Student mentors impact children

By NAOMI BERUMEN | Staff writer

The psychology department hosted ten eighth grade girls from Yellowstone Academy Nov. 12 to see the campus and experience college life. Their student mentors, who have been working with them since the beginning of the school year, accompanied them on the tour of the University.

Yellowstone Academy, a private school, educates children from pre-kindergarten to eighth grade.

Dr. Renata Nero, professor of psychology, said the school offers a nurturing and enriching environment for what is perhaps one of the poorest areas of Houston.

As a course requirement, psychology majors must decide between a field placement or working on a project. The undergraduate seniors who decide to go through the field placement, which is set up to help them find career options within their major, go through a round of interviews.
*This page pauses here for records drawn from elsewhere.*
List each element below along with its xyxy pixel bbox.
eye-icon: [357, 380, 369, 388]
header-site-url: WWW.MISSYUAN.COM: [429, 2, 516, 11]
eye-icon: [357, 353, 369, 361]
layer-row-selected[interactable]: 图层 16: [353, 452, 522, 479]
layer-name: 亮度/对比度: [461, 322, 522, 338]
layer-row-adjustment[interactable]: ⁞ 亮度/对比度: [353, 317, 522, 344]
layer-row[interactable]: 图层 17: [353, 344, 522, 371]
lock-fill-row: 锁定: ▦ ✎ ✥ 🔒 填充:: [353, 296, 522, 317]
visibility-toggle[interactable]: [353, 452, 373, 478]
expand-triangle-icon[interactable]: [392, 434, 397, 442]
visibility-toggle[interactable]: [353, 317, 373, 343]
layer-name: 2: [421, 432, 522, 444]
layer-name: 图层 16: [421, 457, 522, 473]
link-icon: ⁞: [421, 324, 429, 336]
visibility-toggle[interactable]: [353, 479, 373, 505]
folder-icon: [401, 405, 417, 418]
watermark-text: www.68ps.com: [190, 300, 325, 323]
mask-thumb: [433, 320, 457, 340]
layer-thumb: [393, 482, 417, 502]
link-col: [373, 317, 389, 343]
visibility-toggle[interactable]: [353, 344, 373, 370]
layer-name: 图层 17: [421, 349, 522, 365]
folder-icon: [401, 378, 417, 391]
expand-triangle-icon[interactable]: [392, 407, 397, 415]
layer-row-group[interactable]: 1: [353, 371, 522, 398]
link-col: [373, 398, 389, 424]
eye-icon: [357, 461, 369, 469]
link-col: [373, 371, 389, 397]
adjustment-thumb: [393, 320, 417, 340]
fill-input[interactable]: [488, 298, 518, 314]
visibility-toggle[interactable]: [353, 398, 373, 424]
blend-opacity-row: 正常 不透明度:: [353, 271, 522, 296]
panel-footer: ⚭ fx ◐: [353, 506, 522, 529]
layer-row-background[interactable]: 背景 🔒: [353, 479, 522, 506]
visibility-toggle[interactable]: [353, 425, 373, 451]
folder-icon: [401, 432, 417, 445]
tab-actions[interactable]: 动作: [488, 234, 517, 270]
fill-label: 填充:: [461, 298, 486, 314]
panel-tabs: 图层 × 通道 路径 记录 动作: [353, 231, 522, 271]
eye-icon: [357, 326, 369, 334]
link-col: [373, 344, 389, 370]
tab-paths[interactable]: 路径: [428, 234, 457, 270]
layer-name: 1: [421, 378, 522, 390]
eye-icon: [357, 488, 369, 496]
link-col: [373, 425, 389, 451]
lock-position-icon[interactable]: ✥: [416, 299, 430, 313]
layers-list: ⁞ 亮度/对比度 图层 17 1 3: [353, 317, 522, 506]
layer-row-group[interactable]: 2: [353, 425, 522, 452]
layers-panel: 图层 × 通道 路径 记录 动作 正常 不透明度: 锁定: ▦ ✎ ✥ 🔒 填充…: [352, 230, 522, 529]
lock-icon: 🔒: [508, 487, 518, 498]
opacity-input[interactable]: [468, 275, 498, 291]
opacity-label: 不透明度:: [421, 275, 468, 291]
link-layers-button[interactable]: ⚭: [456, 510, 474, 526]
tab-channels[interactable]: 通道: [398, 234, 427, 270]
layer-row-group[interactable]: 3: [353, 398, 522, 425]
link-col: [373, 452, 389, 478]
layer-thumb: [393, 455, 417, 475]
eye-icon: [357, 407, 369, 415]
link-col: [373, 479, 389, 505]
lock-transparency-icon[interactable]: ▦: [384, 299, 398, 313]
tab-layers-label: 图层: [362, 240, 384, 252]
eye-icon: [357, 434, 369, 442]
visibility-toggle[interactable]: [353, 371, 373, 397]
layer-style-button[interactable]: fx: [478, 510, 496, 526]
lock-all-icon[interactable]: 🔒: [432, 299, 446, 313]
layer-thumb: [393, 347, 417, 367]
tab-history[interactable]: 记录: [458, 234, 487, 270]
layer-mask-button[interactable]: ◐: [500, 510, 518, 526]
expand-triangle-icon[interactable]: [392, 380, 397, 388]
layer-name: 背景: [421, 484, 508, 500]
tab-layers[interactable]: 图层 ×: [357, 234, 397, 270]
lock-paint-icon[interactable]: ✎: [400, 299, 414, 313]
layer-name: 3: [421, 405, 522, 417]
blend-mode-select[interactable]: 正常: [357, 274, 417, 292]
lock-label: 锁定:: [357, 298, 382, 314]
The principal and counselors from Yellowstone hire those they think possess the correct skills to mentor the eighth grade girls, and the field placement acts as an internship for University students.

The University started working with Yellowstone Academy last year, initially for graduate students. Undergraduate students were able to get involved in the University’s second year working with Yellowstone.

Each student gets assigned an average of two eighth grade girls from Yellowstone and spends one-on-one time with them. Senior Chelsea Wood, one of the mentors, said she has been able to impact and influence the girls positively.

“They’ve grown academically and behaviorally,” Wood said. “Their conduct has improved, and it is visible in their work.”

She added that she not only has strengthened her relationship with the girls, but also gotten closer to her fellow mentors, which has been a rewarding experience.

The purpose of the mentors is to help the Yellowstone students complete their high school applications and prepare them for future education.

Nero said the main focus of bringing the girls to the University was for the girls to envision a life beyond where they currently stand academically and financially.

“We wanted them to be exposed to college life and stem the idea that they’ll be in college,” Nero said. “We have witnessed a change in their maturity and in their perspective of seeing themselves in college.”

The girls who attend Yellowstone Academy and work with mentors, like eighth grader Tajanae Sorrell, see the difference in themselves and strive to do better.

“It made me realize how much I had to change before I got to high school,” Sorrell said. “And beyond that, how much I have to offer.”

As intended from the program, eighth grader Brittany Scott, said the program has not only helped her academically, but also emotionally.

“The mentors really help us, and they are fun,” Scott said. “We can express our feelings and they take their time out for us.”

She added that she has realized she can do so much more than she thought she could, and it only takes effort and time to do it.

Wood said the program has been a positive experience. She plans to continue next year, to gain more experience and to further better herself and the girls at the Academy.